Entonces, it was the 21st, the first day of Spring before we could make it back. The difference was eye-blinkingly astonishing. Storybook springtime. Cinematic springtime. Central casting springtime. Edith Head Springtime! Where everything was lying about half-dead in brown sackcloth now was draped in green velvet. Every flower and tree was in full bloom... I never even saw the buds! The huge bay laurel tree/bush is heavy with its weird deliriously scented blossoms and the air is indescribably soft and sweet and mild. Narcotic. Any extranjero that has spent a spring in capital or the province... and knows of a deeper, sweeter, longer Spring anywhere on the planet... please write to me!

We just got back from our 3rd visit yesterday. The sun and the wind and the soil had each taken their share of the standing water and our ranch was back to beautiful normal. The picture at the top is from Saturday.
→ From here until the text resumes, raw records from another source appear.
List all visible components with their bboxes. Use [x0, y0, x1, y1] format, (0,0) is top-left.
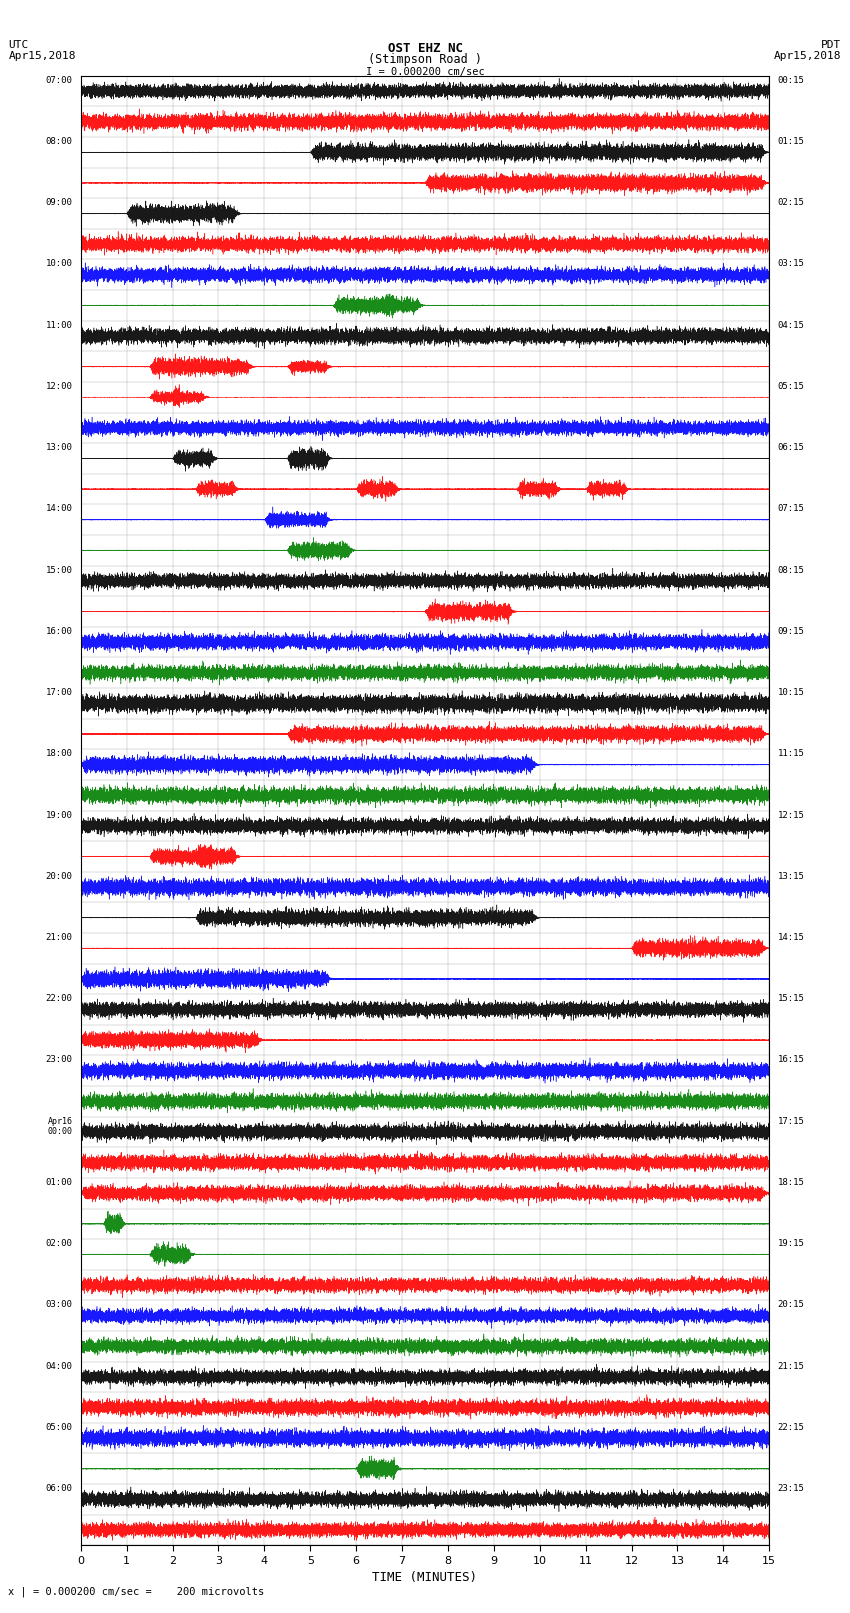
Text: 19:00: 19:00 — [46, 811, 72, 819]
Text: 18:00: 18:00 — [46, 750, 72, 758]
Text: 17:15: 17:15 — [778, 1116, 804, 1126]
Text: 12:00: 12:00 — [46, 382, 72, 390]
Text: 02:15: 02:15 — [778, 198, 804, 206]
Text: 21:00: 21:00 — [46, 932, 72, 942]
Text: 21:15: 21:15 — [778, 1361, 804, 1371]
Text: 06:15: 06:15 — [778, 444, 804, 452]
Text: 22:15: 22:15 — [778, 1423, 804, 1432]
Text: 15:00: 15:00 — [46, 566, 72, 574]
Text: 13:00: 13:00 — [46, 444, 72, 452]
Text: 10:00: 10:00 — [46, 260, 72, 268]
Text: 23:15: 23:15 — [778, 1484, 804, 1494]
Text: 08:00: 08:00 — [46, 137, 72, 147]
Text: 10:15: 10:15 — [778, 689, 804, 697]
Text: 01:00: 01:00 — [46, 1177, 72, 1187]
Text: 05:15: 05:15 — [778, 382, 804, 390]
Text: 05:00: 05:00 — [46, 1423, 72, 1432]
Text: 07:00: 07:00 — [46, 76, 72, 85]
Text: 07:15: 07:15 — [778, 505, 804, 513]
Text: OST EHZ NC: OST EHZ NC — [388, 42, 462, 55]
Text: 11:00: 11:00 — [46, 321, 72, 329]
Text: 11:15: 11:15 — [778, 750, 804, 758]
Text: 09:00: 09:00 — [46, 198, 72, 206]
X-axis label: TIME (MINUTES): TIME (MINUTES) — [372, 1571, 478, 1584]
Text: I = 0.000200 cm/sec: I = 0.000200 cm/sec — [366, 68, 484, 77]
Text: 03:00: 03:00 — [46, 1300, 72, 1310]
Text: 17:00: 17:00 — [46, 689, 72, 697]
Text: 15:15: 15:15 — [778, 994, 804, 1003]
Text: 16:00: 16:00 — [46, 627, 72, 636]
Text: 20:15: 20:15 — [778, 1300, 804, 1310]
Text: 08:15: 08:15 — [778, 566, 804, 574]
Text: 23:00: 23:00 — [46, 1055, 72, 1065]
Text: 16:15: 16:15 — [778, 1055, 804, 1065]
Text: 06:00: 06:00 — [46, 1484, 72, 1494]
Text: x | = 0.000200 cm/sec =    200 microvolts: x | = 0.000200 cm/sec = 200 microvolts — [8, 1586, 264, 1597]
Text: 02:00: 02:00 — [46, 1239, 72, 1248]
Text: 12:15: 12:15 — [778, 811, 804, 819]
Text: 04:15: 04:15 — [778, 321, 804, 329]
Text: PDT: PDT — [821, 40, 842, 50]
Text: (Stimpson Road ): (Stimpson Road ) — [368, 53, 482, 66]
Text: 01:15: 01:15 — [778, 137, 804, 147]
Text: 04:00: 04:00 — [46, 1361, 72, 1371]
Text: 14:00: 14:00 — [46, 505, 72, 513]
Text: 20:00: 20:00 — [46, 871, 72, 881]
Text: 13:15: 13:15 — [778, 871, 804, 881]
Text: 00:15: 00:15 — [778, 76, 804, 85]
Text: UTC: UTC — [8, 40, 29, 50]
Text: 09:15: 09:15 — [778, 627, 804, 636]
Text: 18:15: 18:15 — [778, 1177, 804, 1187]
Text: 14:15: 14:15 — [778, 932, 804, 942]
Text: 22:00: 22:00 — [46, 994, 72, 1003]
Text: Apr15,2018: Apr15,2018 — [8, 52, 76, 61]
Text: 19:15: 19:15 — [778, 1239, 804, 1248]
Text: Apr16
00:00: Apr16 00:00 — [48, 1116, 72, 1136]
Text: Apr15,2018: Apr15,2018 — [774, 52, 842, 61]
Text: 03:15: 03:15 — [778, 260, 804, 268]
There is an expression in castellano very similar to English, "Like a pig in flowers! (¡Como un chancho entre flores!) The foto is of one of our young bulls standing in sweet green spring grass that is being snowed-upon by flowering pear trees. I hope you can see the petals on his big black shoulders.

We got a call from Miguel this morning, though. It is raining again (¡Baldazos! Me dijo.) That's fine. So fine. The previous rains and the later break have softened up the soils and they'll be able to take much much more ...and hold it in the soil.

Spring is a good time for beginning in general and could be a good an especially good time to begin a series on what it takes (...at least, "has taken") for a city born and bred yanqui to become a gentleman rancher in Argentina. If I can get this series off the ground, thanks go to Pieter, my cattleman friend in South Africa, who is investigating a move to our fair país. His questions forced me to put to paper some of the figures that a real rancher should be able to rattle off the top of his head but I could not. If you're reading, Piet, I just realized that I owe you an email! Gads! Sorry I forgot.

Along with the good grounding in the numbers that I now have I expect to put some of the tasty cultural differences between capital and campo.

You can also follow how much work we do, how much fun we have, how much food we eat... and if we make some money or lose our ass between now and next spring.

Somewhere along the way, there'll be a temendous asado for any and all readers brave enough to cross the Río Salado. Don't worry. It's a lot safer since some guy named Rosas swept through a while back.